Adding swap to Data.Tuple

[Bertram Felgenhauer]

roconnor at theorem.ca wrote:
> On Tue, 16 Jun 2009, Neil Mitchell wrote:
>
>> What is the need for swap' ? Things like foldl' solve space leaks,
>> what does swap' solve? I fully agree on the addition of swap.
>
> I'm not sure what swap' solves.  I just think it has a pretty symmetry to 
> it.  I presume one of these pro-strict-swap people can come up with an 
> example of where swap' solves a problem.

Sure.

    f (x, y) z = let !t = x+z in (t, y)
    
    bar1 xs = foldl' ((swap' .) . f) (0, 0) xs
    bar2 xs = foldl' ((swap  .) . f) (0, 0) xs

Prelude Swap> bar1 [0..1000000]
(250000000000,250000500000)
Prelude Swap> bar2 [0..1000000]
(*** Exception: stack overflow

Actually, "swap" works fairly well most of the time, because in addition
to its laziness, ghc's garbage collector does short-cut evaluation of
record selectors.
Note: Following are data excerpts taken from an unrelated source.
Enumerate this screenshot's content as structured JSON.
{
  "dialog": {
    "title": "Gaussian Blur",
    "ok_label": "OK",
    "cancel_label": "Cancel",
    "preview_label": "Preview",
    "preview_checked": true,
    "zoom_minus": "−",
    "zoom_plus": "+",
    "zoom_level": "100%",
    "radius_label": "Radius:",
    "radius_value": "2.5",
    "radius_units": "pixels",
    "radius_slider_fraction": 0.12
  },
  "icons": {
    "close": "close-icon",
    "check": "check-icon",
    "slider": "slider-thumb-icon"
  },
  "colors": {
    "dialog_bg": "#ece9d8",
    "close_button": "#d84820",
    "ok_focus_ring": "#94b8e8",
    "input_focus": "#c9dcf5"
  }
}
So if the code just builds up a chain of swaps, GC
will compress that chain very nicely.

But I still prefer the strict version.

Bertram

P.S. I'd problably write your example as

    foo x []       = (x, 0)
    foo x [y]      = (0, x + y)
    foo x (y:z:xs) = let !t = x + y + z in foo t xs

or, if I wanted to do something fancy,

    foo x xs = r where
        (c, d, r) = go x xs (c, d)
        go x []     r = (x, 0, r)
        go x (y:ys) r = let !z = x + y; !r' = swap' r in go z ys r'

Compiled, both versions end up about 2 times faster than

    foo x []     = (x, 0)
    foo x (y:xs) = let !z = x + y in swap (foo z xs)

on foo 0 [0..1000000].